What works well in Semgrep but not Comby. In many cases, Semgrep’s dedicated parsers can better recognize language constructs for your use case that could be awkward to match or write with Comby. For example, there’s no builtin way to match indentation-sensitive Python blocks with Comby at this time, but Semgrep’s parser will parse and label those precisely in a tree.

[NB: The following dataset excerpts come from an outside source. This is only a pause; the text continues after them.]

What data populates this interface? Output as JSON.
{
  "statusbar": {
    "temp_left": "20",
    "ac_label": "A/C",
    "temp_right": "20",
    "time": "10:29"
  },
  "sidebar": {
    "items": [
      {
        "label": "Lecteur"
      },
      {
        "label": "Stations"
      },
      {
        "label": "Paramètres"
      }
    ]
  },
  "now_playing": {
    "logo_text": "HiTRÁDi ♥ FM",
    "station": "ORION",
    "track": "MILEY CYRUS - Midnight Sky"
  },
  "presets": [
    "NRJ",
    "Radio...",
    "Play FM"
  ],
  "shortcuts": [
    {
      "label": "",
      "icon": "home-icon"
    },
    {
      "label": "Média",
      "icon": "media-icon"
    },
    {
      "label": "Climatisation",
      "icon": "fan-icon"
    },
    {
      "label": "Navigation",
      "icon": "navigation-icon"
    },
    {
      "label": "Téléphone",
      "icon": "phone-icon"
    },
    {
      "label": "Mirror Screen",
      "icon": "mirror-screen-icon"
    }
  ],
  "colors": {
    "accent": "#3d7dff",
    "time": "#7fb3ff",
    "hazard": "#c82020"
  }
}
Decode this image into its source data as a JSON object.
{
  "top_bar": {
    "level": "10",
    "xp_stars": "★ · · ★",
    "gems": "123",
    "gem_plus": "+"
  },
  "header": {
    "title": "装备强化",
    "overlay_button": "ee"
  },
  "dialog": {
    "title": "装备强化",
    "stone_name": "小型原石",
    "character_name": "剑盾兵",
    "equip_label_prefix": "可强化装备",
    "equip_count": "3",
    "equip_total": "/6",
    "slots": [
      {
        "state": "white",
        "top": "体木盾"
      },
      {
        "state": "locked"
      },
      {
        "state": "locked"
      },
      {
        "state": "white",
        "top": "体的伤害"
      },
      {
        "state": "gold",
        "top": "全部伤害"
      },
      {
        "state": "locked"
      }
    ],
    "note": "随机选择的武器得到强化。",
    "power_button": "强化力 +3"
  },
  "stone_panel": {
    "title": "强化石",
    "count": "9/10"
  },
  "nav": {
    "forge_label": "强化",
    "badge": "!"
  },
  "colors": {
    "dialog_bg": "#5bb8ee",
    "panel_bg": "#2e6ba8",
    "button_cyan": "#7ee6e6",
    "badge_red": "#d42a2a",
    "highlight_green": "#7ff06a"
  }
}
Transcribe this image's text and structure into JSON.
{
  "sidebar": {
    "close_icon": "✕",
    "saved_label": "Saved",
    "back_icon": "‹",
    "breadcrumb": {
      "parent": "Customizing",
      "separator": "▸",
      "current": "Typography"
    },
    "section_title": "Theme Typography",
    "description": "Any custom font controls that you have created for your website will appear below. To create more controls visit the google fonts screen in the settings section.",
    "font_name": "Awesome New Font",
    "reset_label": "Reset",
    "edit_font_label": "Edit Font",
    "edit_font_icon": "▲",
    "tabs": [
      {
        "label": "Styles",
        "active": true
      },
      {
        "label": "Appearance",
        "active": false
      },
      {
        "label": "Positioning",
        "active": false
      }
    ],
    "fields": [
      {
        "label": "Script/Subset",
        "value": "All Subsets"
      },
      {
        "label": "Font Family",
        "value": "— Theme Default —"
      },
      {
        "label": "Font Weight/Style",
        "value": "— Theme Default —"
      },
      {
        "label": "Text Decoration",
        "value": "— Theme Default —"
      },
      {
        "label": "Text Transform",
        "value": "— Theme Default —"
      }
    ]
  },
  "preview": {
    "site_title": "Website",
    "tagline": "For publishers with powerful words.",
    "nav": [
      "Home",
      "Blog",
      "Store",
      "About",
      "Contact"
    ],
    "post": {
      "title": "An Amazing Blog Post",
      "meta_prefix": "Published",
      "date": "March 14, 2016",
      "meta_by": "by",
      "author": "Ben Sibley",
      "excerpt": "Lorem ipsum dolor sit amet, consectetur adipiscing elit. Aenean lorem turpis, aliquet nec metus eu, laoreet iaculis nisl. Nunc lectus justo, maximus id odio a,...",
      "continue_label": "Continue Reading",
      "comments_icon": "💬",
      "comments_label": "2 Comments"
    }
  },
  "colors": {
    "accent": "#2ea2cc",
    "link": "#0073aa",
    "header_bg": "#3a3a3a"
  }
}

What works well in Comby but not Semgrep. Semgrep’s parsers may be overly
strict about the program constructs they recognize, which can make it
restrictive when trying to match partial fragments of syntactic expressions. For
example, at the time of writing, the pattern switch {$X}
or if len($X) == 0
are not valid Go patterns in Semgrep [1,
2] (likely because these patterns don’t correspond
to a recognized Go construct in entirety). You’d need to complete a pattern to
something that is recognizable, like if len($X) == 0 {$Y}
, which does match
[1]. Comby doesn’t have such restrictions and the
analogous Comby patterns switch {:[X]}
or if len(:[X]) == 0
work as expected
[1, 2].
Performance. There’s no dedicated benchmark comparing Comby and Semgrep in the overlap of their functionality, which would take a lot of effort to answer definitively. There are enough non-overlapping features (i.e., expressive differences) in these tools that the right choice for your use case probably comes down to your expressive needs rather than speed. As an admittedly crude measure, and without making any general claims, the runtime for a simple pattern on a large Go file appear comparable:
Version | Pattern | Time | Full command |
---|---|---|---|
Comby 0.18.4 | len(...) | 187ms | time comby 'len(...)' '' parser.go -match-only &> /dev/null |
Semgrep 0.29 | len(...) | 490ms | time semgrep -e 'len(...)' --lang=go parser.go &> /dev/null |
Time is the average of 10 consecutive command invocations, run on Macbook Pro 13-inch 2.3 GHz Intel Core i5, 8 GB RAM. Both tools find 18 matches in a 2,591 line parser.go file from the Go compiler.
Coccinelle
Coccinelle uses a declarative syntax for matching constructs like function calls, if-statements, expression blocks, and so on for the C language. Some notable differences are that Coccinelle provides a patch-like format to express transformations (handy when you want to inline smaller changes in a broader context) and metavariable declarations (handy for developing and organizing more sophisticated patterns). For an example, see the file null_ref.cocci. Coccinelle works only for the C language, and may struggle to parse files that contain non-standard C constructs, like GCC inline assembly. Recent Coccinelle work has started expanding support for Java. In contrast, Comby’s syntax targets a wide range of languages and is more robust to matching patterns in the presence of unrecognized constructs. Comby is more suited to writing quick find-replace patterns for languages beyond C, and works well on C languages too.